Today, after swimming, I had to ask a friend to help remove all the hairs that fell off and stuck to my back. That was it. When she asked me “why don’t you cut it short?” I realized the time had come.
On our way home, I mentioned to A, who was the only child with me, that I wanted to cut off my braid tonight. We talked a bit about our feelings.
“It makes me sad,” A said sweetly, “I like your hair.”
“Me too,” I admitted.
We were quiet for a few moments. Then I asked her, “Would you like to help me cut it off?” Without hesitating, she answered “yes.”
When I got home, I told Y that I was going to cut off my braid and that A was going to help cut it. Then I asked her if she wanted to help cut it off too. To my surprise, she also answered yes right away.
I then asked MD, who answered just as quickly “I am not part of this.” We all laughed.
I told Moshe, who asked, surprised, “You want to do this now?”
I was hurrying to get ready for a simcha (celebration), but the timing was right.
“I want to do this now,” I answered, definitively.
I got our our barber shears and gave them to Y, who began cutting off my braid. Then, she passed them on to her sister. While A was cutting, Y came around to give me a hug. I felt surrounded by love and caring.
It took less than five minutes. I combed my fingers through what was left of my hair.
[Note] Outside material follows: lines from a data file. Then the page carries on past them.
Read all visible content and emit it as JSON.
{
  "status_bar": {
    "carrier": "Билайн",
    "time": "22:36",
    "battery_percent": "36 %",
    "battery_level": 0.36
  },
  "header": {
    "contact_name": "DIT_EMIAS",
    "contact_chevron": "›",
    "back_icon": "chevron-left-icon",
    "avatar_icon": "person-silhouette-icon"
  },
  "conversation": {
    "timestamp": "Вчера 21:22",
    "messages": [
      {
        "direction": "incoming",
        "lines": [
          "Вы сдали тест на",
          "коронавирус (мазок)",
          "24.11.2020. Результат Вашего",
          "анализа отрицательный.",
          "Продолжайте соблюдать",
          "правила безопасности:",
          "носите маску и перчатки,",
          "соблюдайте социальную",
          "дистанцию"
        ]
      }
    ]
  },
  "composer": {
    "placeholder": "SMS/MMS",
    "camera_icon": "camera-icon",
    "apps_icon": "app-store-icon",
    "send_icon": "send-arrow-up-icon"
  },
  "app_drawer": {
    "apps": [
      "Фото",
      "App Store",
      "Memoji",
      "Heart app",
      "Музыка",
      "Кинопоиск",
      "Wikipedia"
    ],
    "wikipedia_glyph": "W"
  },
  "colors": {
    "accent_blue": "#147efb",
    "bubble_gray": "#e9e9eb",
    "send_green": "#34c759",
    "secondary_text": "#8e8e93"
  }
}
“It looks cute,” Y said. Then she noticed that the ends were not even. She took the shears, studied my face, and evened out the ends. “There,” she stated when she was finished. “You should put in some clips to hold the hair out of your face,” she added, and ran to get some for me.
And then it was done. I went to get dressed for the simcha.
“Nice haircut,” said one of my friends, later in the evening, noticing the short ends sticking out from under my scarf.
I smiled, and she realized why I cut it.
“Still,” she said, acknowledging the loss, “it looks good on you.”